L’homme est un orga­nisme vivant. Il est contraint par sa consti­tu­tion et son fonc­tion­ne­ment orga­niques. En par­ti­cu­lier, il nous contraint à durer. Ce qui n’est pas un mince pro­blème car, quoiqu’en pensent les archéo-freu­diens et les archéo-laca­niens, ce n’est pas le désir qui fait vivre, c’est l’organisme qui nous oblige à durer ! Le para­doxe est que, secon­dai­re­ment, quand l’organisme fait défaut, la carence de cette obli­ga­tion aveugle à durer nous manque et nous ter­ro­rise ! Ce sys­tème bio­phy­sio­lo­gique consti­tue la réa­li­té orga­nique.

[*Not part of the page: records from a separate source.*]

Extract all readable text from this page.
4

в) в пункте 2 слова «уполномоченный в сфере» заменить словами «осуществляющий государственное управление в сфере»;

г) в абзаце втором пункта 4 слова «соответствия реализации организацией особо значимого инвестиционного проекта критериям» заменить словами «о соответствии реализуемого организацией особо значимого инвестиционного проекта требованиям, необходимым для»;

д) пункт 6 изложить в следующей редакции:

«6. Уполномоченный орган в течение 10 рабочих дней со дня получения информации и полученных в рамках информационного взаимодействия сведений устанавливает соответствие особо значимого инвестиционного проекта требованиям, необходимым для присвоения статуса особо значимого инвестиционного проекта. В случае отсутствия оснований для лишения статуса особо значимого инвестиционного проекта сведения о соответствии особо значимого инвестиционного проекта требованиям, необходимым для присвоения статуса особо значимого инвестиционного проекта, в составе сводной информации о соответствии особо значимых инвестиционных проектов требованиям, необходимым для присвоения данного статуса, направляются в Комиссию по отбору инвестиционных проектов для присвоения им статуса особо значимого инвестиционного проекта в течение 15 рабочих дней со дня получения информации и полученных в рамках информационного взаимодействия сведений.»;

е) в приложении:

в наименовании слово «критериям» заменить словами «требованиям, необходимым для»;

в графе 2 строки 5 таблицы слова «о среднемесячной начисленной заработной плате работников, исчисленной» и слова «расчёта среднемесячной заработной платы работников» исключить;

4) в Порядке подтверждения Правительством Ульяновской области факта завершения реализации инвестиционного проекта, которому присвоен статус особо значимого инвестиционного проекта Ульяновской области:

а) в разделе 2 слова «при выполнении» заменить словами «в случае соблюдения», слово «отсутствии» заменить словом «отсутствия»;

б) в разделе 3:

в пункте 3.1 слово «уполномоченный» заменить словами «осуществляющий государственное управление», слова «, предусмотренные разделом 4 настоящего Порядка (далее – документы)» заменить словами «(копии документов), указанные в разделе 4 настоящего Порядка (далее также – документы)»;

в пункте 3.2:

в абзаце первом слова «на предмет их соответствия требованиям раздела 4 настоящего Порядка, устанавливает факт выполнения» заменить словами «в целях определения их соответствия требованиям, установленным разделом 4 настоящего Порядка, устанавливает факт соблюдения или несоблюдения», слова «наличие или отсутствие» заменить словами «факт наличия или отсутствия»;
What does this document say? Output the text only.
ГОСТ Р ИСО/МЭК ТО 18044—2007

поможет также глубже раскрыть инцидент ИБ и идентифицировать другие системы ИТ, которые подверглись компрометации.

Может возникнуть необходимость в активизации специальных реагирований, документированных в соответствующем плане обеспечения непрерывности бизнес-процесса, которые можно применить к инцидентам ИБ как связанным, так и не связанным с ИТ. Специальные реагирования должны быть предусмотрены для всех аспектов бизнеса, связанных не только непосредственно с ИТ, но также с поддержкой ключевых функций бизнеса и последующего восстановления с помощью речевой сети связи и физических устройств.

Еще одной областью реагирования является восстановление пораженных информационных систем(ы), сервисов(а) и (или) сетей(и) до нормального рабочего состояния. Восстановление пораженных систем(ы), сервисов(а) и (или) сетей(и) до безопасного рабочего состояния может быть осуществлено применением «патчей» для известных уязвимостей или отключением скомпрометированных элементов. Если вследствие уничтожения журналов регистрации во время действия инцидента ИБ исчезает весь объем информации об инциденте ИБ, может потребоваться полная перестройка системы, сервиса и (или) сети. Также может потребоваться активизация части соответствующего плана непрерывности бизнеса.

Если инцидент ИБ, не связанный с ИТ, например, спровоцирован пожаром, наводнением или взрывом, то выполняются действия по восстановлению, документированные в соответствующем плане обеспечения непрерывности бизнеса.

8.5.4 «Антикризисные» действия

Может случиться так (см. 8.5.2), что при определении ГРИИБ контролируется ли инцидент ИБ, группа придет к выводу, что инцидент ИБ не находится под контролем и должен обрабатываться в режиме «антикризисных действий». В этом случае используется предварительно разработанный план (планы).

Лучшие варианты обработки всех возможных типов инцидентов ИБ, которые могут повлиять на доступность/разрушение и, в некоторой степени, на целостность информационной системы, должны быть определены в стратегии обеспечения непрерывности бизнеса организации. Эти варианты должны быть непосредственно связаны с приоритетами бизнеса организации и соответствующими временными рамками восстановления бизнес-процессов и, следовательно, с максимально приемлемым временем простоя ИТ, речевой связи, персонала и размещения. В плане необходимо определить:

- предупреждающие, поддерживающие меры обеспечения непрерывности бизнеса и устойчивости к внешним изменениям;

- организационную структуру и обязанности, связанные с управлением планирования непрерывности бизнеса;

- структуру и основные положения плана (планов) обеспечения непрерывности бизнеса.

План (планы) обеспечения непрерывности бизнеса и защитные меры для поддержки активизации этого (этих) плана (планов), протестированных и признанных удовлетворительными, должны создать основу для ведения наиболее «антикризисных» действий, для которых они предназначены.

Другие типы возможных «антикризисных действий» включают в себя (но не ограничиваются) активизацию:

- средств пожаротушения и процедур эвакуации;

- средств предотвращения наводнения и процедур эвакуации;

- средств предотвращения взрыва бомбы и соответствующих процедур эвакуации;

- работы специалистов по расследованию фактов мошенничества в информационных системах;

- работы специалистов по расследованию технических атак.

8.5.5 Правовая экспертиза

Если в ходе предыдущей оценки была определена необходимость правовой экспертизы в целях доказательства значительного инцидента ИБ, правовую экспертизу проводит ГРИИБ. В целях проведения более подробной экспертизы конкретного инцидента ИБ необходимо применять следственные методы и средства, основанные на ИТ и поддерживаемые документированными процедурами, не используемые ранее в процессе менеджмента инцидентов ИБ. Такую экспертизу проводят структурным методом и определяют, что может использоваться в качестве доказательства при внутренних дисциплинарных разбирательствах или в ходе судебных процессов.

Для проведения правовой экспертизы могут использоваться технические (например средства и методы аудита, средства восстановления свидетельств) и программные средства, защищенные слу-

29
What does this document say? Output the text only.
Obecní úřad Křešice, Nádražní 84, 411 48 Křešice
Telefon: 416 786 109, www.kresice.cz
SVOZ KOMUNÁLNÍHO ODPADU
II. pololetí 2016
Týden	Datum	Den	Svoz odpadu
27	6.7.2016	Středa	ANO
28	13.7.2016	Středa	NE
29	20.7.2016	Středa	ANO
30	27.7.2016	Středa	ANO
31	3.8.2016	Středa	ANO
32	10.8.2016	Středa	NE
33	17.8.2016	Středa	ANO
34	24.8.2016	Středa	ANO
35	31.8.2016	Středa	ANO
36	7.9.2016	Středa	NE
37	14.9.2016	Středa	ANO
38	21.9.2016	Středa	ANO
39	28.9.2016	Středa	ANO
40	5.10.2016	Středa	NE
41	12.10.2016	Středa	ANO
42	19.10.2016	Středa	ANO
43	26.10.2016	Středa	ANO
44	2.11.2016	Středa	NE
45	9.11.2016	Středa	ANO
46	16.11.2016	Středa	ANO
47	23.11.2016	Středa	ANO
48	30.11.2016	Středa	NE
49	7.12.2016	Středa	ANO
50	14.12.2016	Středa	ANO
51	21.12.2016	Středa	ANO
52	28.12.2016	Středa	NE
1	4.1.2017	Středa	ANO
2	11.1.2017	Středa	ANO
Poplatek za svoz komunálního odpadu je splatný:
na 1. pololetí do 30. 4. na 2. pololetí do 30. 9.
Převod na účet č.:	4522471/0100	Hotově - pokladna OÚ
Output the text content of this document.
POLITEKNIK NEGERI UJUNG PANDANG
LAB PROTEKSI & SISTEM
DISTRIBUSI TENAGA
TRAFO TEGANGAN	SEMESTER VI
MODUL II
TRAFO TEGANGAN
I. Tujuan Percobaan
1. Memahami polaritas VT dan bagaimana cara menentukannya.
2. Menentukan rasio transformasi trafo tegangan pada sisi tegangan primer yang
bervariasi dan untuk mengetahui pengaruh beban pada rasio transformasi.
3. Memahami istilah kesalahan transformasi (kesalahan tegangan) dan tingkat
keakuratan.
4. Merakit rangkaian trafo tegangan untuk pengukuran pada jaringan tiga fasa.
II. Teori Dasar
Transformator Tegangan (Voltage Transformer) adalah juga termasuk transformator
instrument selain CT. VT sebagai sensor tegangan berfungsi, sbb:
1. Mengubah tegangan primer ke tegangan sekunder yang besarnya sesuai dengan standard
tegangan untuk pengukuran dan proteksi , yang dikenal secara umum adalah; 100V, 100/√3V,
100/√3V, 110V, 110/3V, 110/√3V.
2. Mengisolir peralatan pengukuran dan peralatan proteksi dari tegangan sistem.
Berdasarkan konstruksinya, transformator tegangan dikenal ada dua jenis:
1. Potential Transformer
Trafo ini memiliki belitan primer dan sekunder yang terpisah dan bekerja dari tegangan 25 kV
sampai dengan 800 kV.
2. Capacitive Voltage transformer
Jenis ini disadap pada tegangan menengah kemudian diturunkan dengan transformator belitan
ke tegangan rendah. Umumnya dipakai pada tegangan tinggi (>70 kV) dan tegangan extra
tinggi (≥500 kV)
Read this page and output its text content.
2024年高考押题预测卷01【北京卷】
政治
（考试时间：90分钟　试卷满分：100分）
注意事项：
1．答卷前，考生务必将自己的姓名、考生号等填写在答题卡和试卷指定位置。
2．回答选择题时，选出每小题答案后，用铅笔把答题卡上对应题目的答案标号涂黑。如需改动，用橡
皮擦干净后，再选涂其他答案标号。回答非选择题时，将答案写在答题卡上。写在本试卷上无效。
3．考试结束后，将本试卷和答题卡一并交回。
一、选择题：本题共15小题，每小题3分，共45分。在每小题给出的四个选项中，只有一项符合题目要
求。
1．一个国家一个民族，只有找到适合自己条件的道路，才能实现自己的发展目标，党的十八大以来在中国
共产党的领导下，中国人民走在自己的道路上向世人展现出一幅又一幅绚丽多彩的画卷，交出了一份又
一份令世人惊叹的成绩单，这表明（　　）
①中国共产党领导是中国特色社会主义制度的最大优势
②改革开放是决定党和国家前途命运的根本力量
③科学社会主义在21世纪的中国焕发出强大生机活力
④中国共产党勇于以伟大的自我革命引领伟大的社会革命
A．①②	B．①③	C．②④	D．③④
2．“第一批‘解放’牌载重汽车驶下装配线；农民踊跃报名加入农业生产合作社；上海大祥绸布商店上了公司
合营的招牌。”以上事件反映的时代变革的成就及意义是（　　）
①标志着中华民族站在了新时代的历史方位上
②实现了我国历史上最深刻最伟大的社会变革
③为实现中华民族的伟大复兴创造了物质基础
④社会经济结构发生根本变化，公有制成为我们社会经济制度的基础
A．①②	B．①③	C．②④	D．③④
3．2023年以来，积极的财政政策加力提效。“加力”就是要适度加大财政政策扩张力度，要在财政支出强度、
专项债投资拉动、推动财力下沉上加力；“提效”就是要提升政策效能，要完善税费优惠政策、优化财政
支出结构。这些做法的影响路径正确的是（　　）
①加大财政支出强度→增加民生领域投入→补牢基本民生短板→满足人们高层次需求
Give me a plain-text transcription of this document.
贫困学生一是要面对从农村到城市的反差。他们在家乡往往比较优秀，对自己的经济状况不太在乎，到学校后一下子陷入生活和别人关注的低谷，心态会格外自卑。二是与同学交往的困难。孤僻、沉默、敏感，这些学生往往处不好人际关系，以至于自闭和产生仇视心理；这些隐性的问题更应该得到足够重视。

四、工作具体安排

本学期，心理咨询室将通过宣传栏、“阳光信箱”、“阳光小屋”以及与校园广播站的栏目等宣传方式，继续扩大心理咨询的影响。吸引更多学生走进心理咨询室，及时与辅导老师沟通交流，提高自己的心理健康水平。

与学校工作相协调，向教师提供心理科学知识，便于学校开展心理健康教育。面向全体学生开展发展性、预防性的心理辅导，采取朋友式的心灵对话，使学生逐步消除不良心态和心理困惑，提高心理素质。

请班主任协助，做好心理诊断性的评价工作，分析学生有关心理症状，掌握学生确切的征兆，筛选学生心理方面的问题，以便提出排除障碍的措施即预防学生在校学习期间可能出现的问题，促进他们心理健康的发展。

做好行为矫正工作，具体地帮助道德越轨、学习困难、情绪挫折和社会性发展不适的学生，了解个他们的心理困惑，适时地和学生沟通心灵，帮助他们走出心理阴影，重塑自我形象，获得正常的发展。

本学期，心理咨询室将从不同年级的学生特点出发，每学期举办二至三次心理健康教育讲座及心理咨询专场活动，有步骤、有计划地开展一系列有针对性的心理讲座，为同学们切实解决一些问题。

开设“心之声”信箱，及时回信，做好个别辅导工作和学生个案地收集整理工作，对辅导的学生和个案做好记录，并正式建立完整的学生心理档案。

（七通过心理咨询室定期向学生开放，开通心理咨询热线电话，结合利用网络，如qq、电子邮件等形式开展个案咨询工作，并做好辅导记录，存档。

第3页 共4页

L’homme est un ani­mal social. Quand je radi­ca­lise, j’ajoute qu’il est le seul ani­mal social, puisque aus­si bien sa socia­li­té dépend d’un ordre sym­bo­lique cultu­rel et non pas d’une pro­gram­ma­tion géné­tique. Cette par­ti­cu­la­ri­té, unique dans le monde du vivant, fait qu’il est contraint par cet ordre sym­bo­lique qui consti­tue la réa­li­té sociale.
L’évolution a doté l’homme d’un appa­reil psy­chique. Il est contraint par cet appa­reil psy­chique. En par­ti­cu­lier par la com­plexi­té de sa mise en place, de sa consti­tu­tion et de son fonc­tion­ne­ment.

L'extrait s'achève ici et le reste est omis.